Monday, May 28, 2012


Greek PM Says European Creditors Expect Austerity Compliance

TEXT SIZE 
VOA News
Greece's caretaker prime minister, Panagiotis Pikrammenos, said Friday the country's European neighbors want it to stay in the euro currency zone, but that Athens must also adhere to the austerity spending plan it agreed to in exchange for billions of dollars in new rescue funds.

Pikrammenos met with other European heads of state earlier this week in Brussels. On Friday, he told Greek President Karolos Papoulias that the country's creditors elsewhere in Europe think it is obvious that debt-ridden Greece needs to comply with wage and pension cuts and elimination of thousands of government jobs.

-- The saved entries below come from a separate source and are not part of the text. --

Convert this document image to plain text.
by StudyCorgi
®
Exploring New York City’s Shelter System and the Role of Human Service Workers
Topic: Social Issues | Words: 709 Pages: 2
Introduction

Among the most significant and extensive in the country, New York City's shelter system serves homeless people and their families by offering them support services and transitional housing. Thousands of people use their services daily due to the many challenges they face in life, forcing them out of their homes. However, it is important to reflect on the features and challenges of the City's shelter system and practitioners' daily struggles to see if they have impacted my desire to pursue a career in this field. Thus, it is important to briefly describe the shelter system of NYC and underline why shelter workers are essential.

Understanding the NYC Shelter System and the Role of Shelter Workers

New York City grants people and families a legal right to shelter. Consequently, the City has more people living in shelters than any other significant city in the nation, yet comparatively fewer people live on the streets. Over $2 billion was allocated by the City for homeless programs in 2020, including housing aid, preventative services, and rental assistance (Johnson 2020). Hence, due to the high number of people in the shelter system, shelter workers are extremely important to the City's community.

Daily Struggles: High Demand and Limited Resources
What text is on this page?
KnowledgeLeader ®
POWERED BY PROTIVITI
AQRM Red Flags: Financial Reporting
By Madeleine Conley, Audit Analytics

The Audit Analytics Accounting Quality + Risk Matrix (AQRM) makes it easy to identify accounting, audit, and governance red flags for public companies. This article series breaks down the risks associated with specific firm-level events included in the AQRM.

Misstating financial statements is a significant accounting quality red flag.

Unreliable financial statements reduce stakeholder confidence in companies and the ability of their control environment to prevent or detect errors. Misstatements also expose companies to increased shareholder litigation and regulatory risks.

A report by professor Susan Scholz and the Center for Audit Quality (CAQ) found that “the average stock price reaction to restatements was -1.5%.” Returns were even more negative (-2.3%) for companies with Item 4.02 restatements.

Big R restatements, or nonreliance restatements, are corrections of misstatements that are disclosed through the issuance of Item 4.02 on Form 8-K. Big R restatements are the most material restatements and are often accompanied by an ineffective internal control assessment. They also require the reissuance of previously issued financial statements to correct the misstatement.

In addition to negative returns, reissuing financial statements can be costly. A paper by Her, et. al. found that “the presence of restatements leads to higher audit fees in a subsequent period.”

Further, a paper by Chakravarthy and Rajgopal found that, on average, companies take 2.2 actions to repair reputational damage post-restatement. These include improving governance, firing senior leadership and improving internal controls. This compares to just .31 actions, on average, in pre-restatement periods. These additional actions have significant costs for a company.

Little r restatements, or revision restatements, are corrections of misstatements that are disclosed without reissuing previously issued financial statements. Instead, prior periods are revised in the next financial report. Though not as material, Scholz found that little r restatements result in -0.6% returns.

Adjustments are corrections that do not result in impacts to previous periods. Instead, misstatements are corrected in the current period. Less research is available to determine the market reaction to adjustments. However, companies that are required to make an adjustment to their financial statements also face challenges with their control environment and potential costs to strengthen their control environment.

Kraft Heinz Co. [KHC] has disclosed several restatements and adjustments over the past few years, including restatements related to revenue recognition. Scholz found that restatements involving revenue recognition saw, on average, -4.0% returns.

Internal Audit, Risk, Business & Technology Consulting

"Our European partners wish for us to remain in the eurozone," he said. "They believe it is obvious, however, that we must keep to our commitments that we have agreed to.''

Opposition to the austerity plan has been widespread in Greece, with angry workers frequently taking to the streets in protest. The country's fractious political parties failed to forge a new coalition government after a splintered parliamentary election earlier this month, and a new vote is set for mid-June.

Political surveys show that the radical left Syriza party, which has threatened to renege on Greece's austerity promises, has gained new strength ahead of the vote, at the expense of the socialist and conservative parties that support the spending cuts.

With Greece mired in the fifth year of a recession and its jobless rate among Europe's highest, Pikrammenos said the European leaders had intense talks about how to boost the country's economy. But he said that whatever happens, the other chiefs of state still expect Athens to comply with the terms of the bailout, Greece's second in two years.

"Despite what has been said in recent days, and despite what is being written in recent days in the newspapers, all our European partners want our country to remain in the eurozone, and for this reason we had intense discussions about the need for implementing specific growth measures that will help our country develop and fight unemployment," said Pikrammenos. "Finally, I would like to say that all our European partners believe that it is without question that Greece in its turn will keep to the commitments it has agreed upon.''

The financial and political turmoil in Greece has weighed heavily on the value of the euro in recent weeks. On Friday, it briefly dipped below $1.25, its lowest point since July 2010.